Weight management education only was associated with no reduction in PCWG at end of treatment (6 or 12m). However these interventions significantly reduced abstinence at 12m (Risk ratio (RR) 0.66, 95% CI 0.48 to 0.90, N=2). Personalised weight management support reduced PCWG at 12m (MD -2.58 kg, 95% CI -5.11 to -0.05, N=2) and was not associated with a significant reduction of abstinence at 12m (RR 0.74, 95% CI 0.39 to 1.43, N=2). A very low calorie diet (VLCD) significantly reduced PCWG at end of treatment (MD -3.70 kg, 95% CI -4.82 to -2.58, N=1), but not significantly so at 12m (MD -1.30 kg, 95% CI -3.49 to 0.89, N=1). The VLCD increased chances of abstinence at 12m (RR 1.73, 95% CI 1.10 to 2.73, N=1). There was no evidence that cognitive behavioural therapy to allay concern about weight gain (CBT) reduced PCWG, but there was some evidence of increased PCWG at 6m (MD 0.74, 95% CI 0.24 to 1.24). It was associated with improved abstinence at 6m (RR 1.83, 95% CI 1.07 to 3.13, N=2) but not at 12m (RR 1.25, 95% CI 0.83 to 1.86, N=2). However, there was significant statistical heterogeneity.
Part 2: We found no evidence that exercise interventions significantly reduced PCWG at end of treatment (MD -0.25 kg, 95% CI -0.78 to 0.29, N=4) however a significant reduction was found at 12m (MD -2.07 kg, 95% CI -3.78 to -0.36, N=3).
Both bupropion and fluoxetine limited PCWG at the end of treatment (bupropion MD -1.12 kg, 95% CI -1.47 to -0.77, N=7) (fluoxetine MD -0.99 kg, 95% CI -1.36 to -0.61, N=2). There was no evidence that the effect persisted at 6m (bupropion MD -0.58 kg, 95% CI -2.16 to 1.00, N=4), (fluoxetine MD -0.01 kg, 95% CI -1.11 to 1.10, N=2) or 12m (bupropion MD -0.38 kg, 95% CI -2.00 to 1.24, N=4). There were no data on WG at 12m for fluoxetine.

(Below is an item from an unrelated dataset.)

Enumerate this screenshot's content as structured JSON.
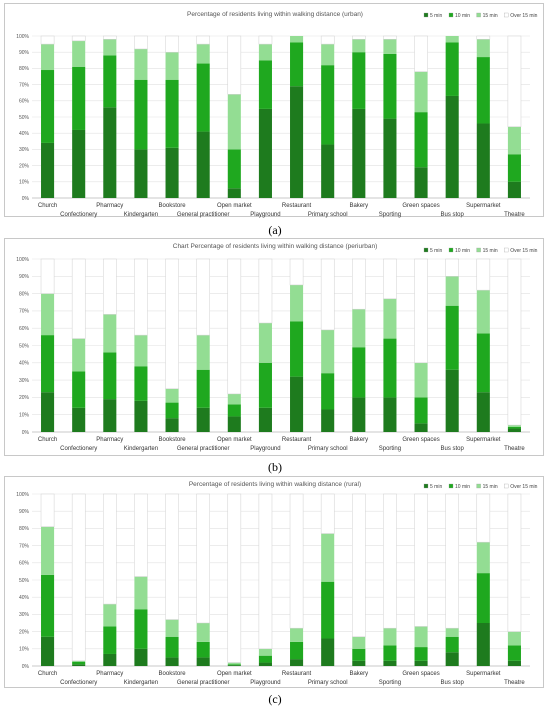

Overall, treatment with NRT attenuated PCWG at the end of treatment (MD -0.69 kg, 95% CI -0.88 to -0.51, N=19), with no strong evidence that the effect differed for the different forms of NRT. There was evidence of significant statistical heterogeneity caused by one study which reported a 4.3 kg reduction in PCWG due to NRT. With this study removed, the difference in weight change at end of treatment was -0.45 kg (95% CI -0.66 to -0.27, N=18). There was no evidence of an effect on PCWG at 12m (MD -0.42 kg, 95% CI -0.92 to 0.08, N=15).
We found evidence that varenicline significantly reduced PCWG at end of treatment (MD -0.41 kg, 95% CI -0.63 to -0.19, N=11), but this effect was not maintained at 6 or 12m. Three studies compared the effect of bupropion to varenicline. Participants taking bupropion gained significantly less weight at the end of treatment (-0.51 kg (95% CI -0.93 to -0.09 kg), N=3). Direct comparison showed no significant difference in PCWG between varenicline and NRT.